Kalev Hannes Leetaru (George Washington University) wrote a post for The Signal exploring the landscape of statistical machine translation (SMT) and outlining the advances made in the last few years to move toward a more “post-lingual society.” Leetaru provides an overview of mass translation projects with a particular focus on GDELT Translingual (Global Database of Events, Language, and Tone) which “live-translates all global news media that GDELT monitors in 65 languages in real-time, representing 98.4% of the non-English content it finds worldwide each day.” Leetaru reflects:

Machine translation has truly come of age to a point where it can robustly translate foreign news coverage into English, feed that material into automated data mining algorithms and yield substantially enhanced coverage of the non-Western world. As such tools gradually make their way into the library environment, they stand poised to profoundly reshape the role of language in the access and consumption of our world’s information. Among the many ways that big data is changing our society, its empowerment of machine translation is bridging traditional distances of geography and language, bringing us ever-closer to the notion of a truly global society with universal access to information.

POST: Notes from HathiTrust Uncamp 2015

Melissa Levine, in collaboration with Alix Keener and Rick Adler (all University of Michigan), has compiled a thorough recap of the HathiTrust Uncamp, held March 30-31, 2015, in Ann Arbor, Michigan.

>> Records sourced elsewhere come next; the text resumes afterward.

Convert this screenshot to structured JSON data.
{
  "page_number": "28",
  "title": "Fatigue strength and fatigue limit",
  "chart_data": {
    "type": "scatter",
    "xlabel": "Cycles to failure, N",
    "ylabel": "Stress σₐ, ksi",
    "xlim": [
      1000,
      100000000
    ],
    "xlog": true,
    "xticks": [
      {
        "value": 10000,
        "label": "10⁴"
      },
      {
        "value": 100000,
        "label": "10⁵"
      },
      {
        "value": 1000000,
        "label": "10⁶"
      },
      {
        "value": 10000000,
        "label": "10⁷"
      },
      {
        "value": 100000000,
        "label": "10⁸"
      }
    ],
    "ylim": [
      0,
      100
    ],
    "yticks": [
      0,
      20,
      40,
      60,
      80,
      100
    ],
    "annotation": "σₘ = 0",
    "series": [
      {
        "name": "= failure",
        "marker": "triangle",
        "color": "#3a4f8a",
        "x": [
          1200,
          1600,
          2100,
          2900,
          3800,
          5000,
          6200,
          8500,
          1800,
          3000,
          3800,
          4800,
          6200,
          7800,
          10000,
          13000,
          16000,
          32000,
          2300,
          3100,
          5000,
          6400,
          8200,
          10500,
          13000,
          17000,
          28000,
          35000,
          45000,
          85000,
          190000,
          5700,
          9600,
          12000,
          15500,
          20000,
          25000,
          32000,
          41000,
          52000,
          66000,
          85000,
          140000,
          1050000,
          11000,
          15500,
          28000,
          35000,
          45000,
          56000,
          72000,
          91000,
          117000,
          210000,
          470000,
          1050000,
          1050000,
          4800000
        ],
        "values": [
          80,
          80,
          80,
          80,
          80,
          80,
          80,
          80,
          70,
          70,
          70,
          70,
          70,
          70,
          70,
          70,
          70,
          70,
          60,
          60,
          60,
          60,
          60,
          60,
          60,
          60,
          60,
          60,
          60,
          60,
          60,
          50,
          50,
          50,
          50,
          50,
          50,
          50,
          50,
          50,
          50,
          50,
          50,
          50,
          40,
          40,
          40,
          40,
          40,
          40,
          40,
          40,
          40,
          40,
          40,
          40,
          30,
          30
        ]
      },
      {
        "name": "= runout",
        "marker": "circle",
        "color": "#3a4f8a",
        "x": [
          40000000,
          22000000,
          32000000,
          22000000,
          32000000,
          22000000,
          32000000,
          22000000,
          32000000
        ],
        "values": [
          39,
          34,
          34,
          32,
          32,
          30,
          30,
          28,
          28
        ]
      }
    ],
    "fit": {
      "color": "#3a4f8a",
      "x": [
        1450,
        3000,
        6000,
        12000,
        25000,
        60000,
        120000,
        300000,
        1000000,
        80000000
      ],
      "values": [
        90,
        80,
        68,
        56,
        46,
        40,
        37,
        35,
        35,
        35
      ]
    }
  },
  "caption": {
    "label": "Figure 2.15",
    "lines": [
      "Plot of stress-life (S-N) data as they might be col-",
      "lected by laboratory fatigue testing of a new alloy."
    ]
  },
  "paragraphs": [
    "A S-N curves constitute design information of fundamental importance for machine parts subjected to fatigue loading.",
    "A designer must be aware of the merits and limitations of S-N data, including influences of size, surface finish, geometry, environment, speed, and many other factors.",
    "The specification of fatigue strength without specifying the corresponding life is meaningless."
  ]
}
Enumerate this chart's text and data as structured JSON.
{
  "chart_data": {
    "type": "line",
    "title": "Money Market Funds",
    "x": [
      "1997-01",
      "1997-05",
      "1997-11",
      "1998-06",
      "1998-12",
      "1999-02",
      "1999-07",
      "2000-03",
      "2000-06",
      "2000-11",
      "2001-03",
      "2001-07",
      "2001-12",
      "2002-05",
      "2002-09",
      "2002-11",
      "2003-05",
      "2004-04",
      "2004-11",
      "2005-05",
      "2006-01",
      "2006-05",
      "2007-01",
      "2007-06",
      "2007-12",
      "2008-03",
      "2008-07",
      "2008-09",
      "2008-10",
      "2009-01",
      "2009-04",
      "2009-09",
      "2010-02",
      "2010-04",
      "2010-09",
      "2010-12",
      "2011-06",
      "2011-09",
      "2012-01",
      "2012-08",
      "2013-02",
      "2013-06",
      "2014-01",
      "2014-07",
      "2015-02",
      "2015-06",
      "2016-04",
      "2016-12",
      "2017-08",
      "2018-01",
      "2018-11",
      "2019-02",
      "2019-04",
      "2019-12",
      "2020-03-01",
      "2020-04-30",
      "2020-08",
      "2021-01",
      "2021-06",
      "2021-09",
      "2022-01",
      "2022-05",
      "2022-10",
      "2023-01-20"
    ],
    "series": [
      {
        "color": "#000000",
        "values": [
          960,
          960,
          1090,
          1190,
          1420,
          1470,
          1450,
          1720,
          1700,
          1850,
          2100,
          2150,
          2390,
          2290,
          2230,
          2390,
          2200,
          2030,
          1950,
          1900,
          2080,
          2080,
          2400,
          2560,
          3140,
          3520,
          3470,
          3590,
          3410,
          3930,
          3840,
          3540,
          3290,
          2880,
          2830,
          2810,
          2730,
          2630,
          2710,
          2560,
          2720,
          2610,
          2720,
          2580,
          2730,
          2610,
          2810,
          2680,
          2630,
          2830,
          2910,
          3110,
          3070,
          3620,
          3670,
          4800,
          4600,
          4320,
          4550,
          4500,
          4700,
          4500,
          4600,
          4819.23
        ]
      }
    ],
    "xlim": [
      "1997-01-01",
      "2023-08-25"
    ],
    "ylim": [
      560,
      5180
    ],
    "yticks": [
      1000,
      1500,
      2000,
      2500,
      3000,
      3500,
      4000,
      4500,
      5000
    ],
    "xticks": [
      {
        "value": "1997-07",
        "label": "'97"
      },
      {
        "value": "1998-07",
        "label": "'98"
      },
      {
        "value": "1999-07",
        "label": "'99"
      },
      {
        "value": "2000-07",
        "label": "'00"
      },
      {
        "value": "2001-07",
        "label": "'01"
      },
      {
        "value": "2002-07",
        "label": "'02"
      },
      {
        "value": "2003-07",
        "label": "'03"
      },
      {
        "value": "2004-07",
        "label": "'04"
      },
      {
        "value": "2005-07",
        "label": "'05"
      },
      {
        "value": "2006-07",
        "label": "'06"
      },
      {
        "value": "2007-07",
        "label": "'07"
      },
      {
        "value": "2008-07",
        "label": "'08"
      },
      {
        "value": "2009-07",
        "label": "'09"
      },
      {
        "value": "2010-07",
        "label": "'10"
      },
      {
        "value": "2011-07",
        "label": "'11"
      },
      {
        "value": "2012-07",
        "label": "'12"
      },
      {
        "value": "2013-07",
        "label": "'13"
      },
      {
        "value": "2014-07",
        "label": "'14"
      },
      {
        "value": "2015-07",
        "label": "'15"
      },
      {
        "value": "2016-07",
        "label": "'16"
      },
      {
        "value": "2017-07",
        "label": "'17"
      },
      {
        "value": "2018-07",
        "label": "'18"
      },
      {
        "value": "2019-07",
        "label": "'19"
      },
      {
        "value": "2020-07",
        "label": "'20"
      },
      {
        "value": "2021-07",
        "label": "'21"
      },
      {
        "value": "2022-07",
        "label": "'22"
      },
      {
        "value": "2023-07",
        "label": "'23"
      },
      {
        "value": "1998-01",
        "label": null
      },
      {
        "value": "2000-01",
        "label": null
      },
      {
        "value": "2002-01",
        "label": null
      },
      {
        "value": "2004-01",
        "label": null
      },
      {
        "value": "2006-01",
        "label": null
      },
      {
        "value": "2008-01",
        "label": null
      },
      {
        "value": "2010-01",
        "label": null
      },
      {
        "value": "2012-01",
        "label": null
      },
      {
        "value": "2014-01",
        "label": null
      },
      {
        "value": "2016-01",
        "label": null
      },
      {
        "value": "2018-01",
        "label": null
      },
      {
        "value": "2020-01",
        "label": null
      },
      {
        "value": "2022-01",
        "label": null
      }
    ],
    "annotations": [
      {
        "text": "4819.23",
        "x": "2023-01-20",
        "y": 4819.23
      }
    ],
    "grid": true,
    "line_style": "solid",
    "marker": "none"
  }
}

The event “featured a diverse range of perspectives, ideas, demos, and poster sessions all featuring non-consumptive uses of HathiTrust,” and Levine’s post provides both summary and context (and links!) to the breakout sessions and keynote addresses.

POST: Tracking Digital Collections at the Library of Congress, from Donor to Repository

In a post on The Signal, Mike Ashenfelder introduces the work of senior archives specialist Kathleen O’Neill (Library of Congress) and her team as they shepherd digital collections through the “chain of custody” that takes them from acquisition to researcher access.

Written for a non-specialized audience, the post provides a useful introduction to the process and professional considerations of managing born-digital materials.